I know exactly what you mean. I think the closer you are to those you portray, that greater that closeness, the more you are forced to face yourself, your own prejudices, and the question of your closeness to others.
Do you think that with certain projects in the future you might want to work with more distance?
The barriers are always there, structurally. But perhaps, when you are open and ready to accept that distance, that barrier, then, the clothes, the manners or the make up, become external elements, like the weather. They can become something you play with, while you are photographing someone who is essentially just like you.
I think the freedom to accept the different, initially as strange, makes it all fade. I could be anyone. If I work without that closeness, I would not have much left to say… But maybe, the closer I really am, the more removed I can be in the images? This is interesting, because the physical distance does not matter, but the real distance, you can see that straight away in a photo.
Your work often blends the capturing of raw events or a naturalistic approach, with more constructed images – how do you feel about blending these types of photography?
It depends what we mean by ‘raw events’. I like actions and events that we all share, that are somehow universal. Perhaps we live in a place where some of those are hidden. But we are animals.
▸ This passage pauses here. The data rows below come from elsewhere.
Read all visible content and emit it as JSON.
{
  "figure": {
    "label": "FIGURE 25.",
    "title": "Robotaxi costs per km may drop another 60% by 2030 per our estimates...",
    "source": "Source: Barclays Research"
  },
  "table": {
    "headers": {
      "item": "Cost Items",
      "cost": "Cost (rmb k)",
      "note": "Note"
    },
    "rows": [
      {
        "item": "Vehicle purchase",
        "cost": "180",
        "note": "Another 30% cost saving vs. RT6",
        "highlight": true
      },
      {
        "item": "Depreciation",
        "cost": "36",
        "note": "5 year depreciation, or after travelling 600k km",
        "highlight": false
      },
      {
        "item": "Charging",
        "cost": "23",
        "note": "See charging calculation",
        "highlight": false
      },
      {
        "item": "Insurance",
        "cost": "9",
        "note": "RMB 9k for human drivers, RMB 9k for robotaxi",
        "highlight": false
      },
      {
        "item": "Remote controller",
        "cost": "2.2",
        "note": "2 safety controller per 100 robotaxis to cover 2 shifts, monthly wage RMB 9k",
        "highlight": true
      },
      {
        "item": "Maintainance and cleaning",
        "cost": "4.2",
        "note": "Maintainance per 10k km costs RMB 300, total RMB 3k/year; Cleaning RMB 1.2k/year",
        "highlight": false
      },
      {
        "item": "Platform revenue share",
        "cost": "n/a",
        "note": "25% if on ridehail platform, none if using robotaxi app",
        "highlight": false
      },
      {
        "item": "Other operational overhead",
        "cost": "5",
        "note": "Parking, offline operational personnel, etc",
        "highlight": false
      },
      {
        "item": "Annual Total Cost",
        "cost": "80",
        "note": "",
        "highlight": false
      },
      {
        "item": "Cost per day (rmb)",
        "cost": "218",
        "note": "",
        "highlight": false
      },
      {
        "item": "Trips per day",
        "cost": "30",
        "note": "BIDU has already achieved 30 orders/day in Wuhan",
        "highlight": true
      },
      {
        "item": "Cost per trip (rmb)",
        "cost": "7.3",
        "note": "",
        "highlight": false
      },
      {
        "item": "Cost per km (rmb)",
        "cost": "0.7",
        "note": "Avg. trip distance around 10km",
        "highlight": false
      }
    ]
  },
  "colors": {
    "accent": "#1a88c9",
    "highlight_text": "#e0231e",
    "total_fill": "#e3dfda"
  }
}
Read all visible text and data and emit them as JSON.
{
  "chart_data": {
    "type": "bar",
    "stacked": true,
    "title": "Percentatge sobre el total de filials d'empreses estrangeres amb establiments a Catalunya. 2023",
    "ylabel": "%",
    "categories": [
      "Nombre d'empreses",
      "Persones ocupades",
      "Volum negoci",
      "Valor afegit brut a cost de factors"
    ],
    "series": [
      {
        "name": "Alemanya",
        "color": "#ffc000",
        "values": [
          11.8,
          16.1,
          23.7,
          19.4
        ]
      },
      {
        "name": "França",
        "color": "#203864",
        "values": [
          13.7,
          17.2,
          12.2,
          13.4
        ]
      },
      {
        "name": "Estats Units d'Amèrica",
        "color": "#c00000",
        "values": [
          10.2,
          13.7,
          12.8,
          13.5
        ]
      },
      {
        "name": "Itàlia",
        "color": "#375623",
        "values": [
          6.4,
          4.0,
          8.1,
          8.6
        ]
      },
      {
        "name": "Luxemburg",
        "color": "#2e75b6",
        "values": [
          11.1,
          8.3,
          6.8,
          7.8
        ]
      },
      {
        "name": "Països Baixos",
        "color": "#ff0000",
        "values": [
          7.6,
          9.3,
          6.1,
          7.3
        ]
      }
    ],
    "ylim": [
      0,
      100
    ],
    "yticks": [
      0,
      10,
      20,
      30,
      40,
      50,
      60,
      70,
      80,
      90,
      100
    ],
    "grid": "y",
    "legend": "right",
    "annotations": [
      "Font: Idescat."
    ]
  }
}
Sometimes I play with theatrical stimuli, because I am too impatient to wait for things to happen. Like the ‘funeral’ image from The Aristocrats. This is my way of working, to create situations, like we all do, with more or less intensity. I am very much inside the image. But, the people I photograph are always dealing with whatever the situation is, so I am not there with full control at all, that is important for my work. I like the result, and I am still learning what is it that I am really looking for. That search is what keeps the work, and the struggle, alive.
How does your project on the synthetic drug spice tie into the things we have discussed. Do you see these individuals as another important window onto that human condition you mentioned, as living outside those social constructs of normality?
Well, this work is ongoing. And it is difficult to make. The energy of that particular environment is hard, very low and urgent. If you go out in Bristol, the homeless are all you see, and it reveals so much about the place we live in. They are a window, yes. Or maybe they are a mirror. In this structure we exist in, they have to be there for us to be here.
These people live outside the definition of what is ‘socially acceptable’. They are in a situation where intimacy disappears, where relationships are very intense and dependent, the dynamics between gender are very tough, where protection and survival are key… I have learned so much from them, and I have become close to some of them. But I am on another plane, that clash, it is painful and complicated.
Fashion is another area you are interested in exploring in the future. How do you feel your documentary practice informs or feeds into more commercial work that you do?
Fashion, for me, is a terrific way to play with images. It allows me to go anywhere in my head and come up a with a story, without any apparent reasons behind it. It is very useful, because I can play with concepts or ideas I am searching for in my own personal work.
A photographer colleague was telling me the other day, “Yes, you’re right, it is fun – fashion photography – but it is not important, because it is not real life.” I am not so sure about that.